Chad fights back against Sudan sponsored rebels

Reuters:

Chadian troops loyal to President Idriss Deby struck back at rebels besieging his palace on Sunday and the government said it repulsed an attack by Sudanese forces in the east that it called "a declaration of war."

In the capital N'Djamena, government helicopters and tanks defended Idriss Deby's fortified presidential complex against rebels in pickup trucks mounted with cannon and machine guns who stormed into the city on Saturday.

On Chad's far eastern frontier with Sudan's war-ravished Darfur region, the army said it had beaten back a ground and air attack against the border town of Adre by a mixed force of Sudanese army troops and allied rebels and militia.

Deby's Minister of State for Mines and Energy, Gen. Mahamat Ali Abdallah Nassour, called the attack on Adre "a declaration of war" by Sudan, in comments to Radio France International.
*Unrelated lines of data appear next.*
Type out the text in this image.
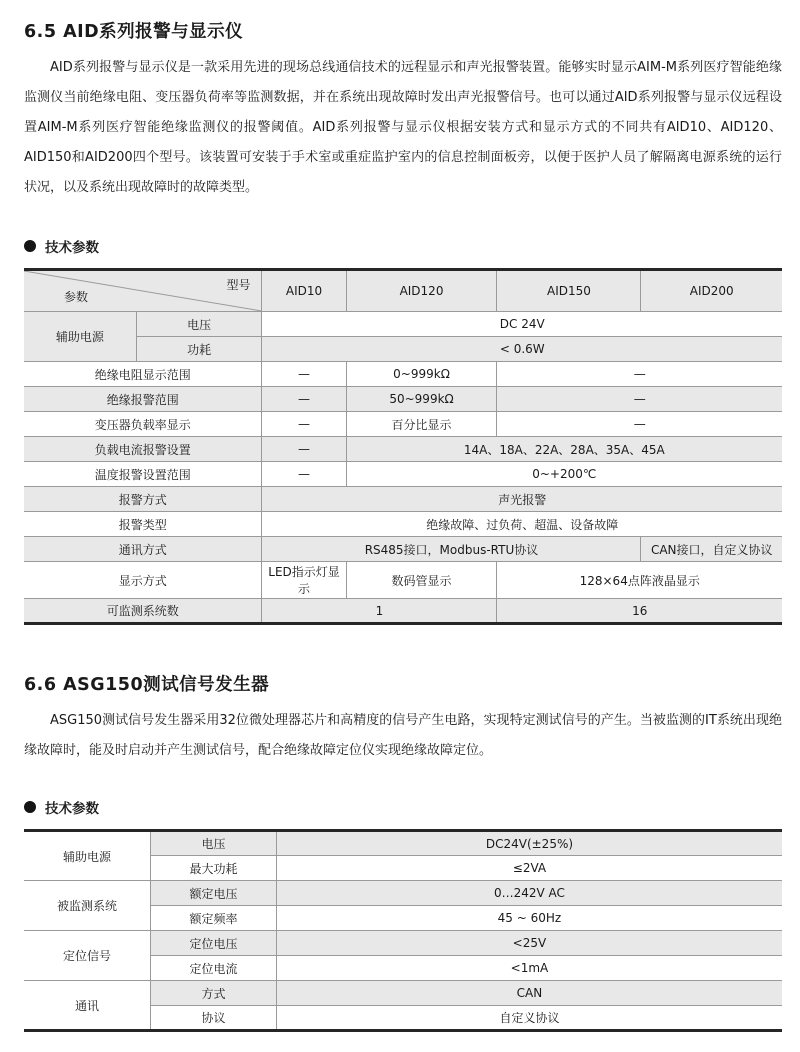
6.5 AID系列报警与显示仪

AID系列报警与显示仪是一款采用先进的现场总线通信技术的远程显示和声光报警装置。能够实时显示AIM-M系列医疗智能绝缘监测仪当前绝缘电阻、变压器负荷率等监测数据，并在系统出现故障时发出声光报警信号。也可以通过AID系列报警与显示仪远程设置AIM-M系列医疗智能绝缘监测仪的报警阈值。AID系列报警与显示仪根据安装方式和显示方式的不同共有AID10、AID120、AID150和AID200四个型号。该装置可安装于手术室或重症监护室内的信息控制面板旁，以便于医护人员了解隔离电源系统的运行状况，以及系统出现故障时的故障类型。

技术参数
型号
参数		AID10	AID120	AID150	AID200
辅助电源	电压	DC 24V			
	功耗	< 0.6W			
绝缘电阻显示范围		—	0~999kΩ	—	
绝缘报警范围		—	50~999kΩ	—	
变压器负载率显示		—	百分比显示	—	
负载电流报警设置		—	14A、18A、22A、28A、35A、45A		
温度报警设置范围		—	0~+200℃		
报警方式		声光报警			
报警类型		绝缘故障、过负荷、超温、设备故障			
通讯方式		RS485接口，Modbus-RTU协议			CAN接口，自定义协议
显示方式		LED指示灯显示	数码管显示	128×64点阵液晶显示	
可监测系统数		1		16	
6.6 ASG150测试信号发生器

ASG150测试信号发生器采用32位微处理器芯片和高精度的信号产生电路，实现特定测试信号的产生。当被监测的IT系统出现绝缘故障时，能及时启动并产生测试信号，配合绝缘故障定位仪实现绝缘故障定位。

技术参数
辅助电源	电压	DC24V(±25%)
	最大功耗	≤2VA
被监测系统	额定电压	0…242V AC
	额定频率	45 ~ 60Hz
定位信号	定位电压	<25V
	定位电流	<1mA
通讯	方式	CAN
	协议	自定义协议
Sudan's government denied the accusations from its neighbor that it had backed the offensive by an alliance of Chadian insurgent groups, who denounce Deby as corrupt and dictatorial.

...

Chadian officials blamed Sudan for the fighting, saying Khartoum was trying to sabotage the imminent deployment of a European Union peacekeeping force to eastern Chad that is tasked with protecting thousands of refugees and aid workers.

...

Chad was named the most corrupt country in the world, along with Bangladesh, in Transparency International's Corruption Perceptions Index for 2005.


That is quite a distinction when there are so many other African countries in competition for that title. Still the Chad version of the fighting rings more true than the one from Sudan.

The BBC reports that the fighting will make it more difficult to reach peace in Darfur, which is probably the Sudanese motivation for sponsoring this campaign.

There are few good guys in this fight, but Sudan is a clear bad guy in any fight.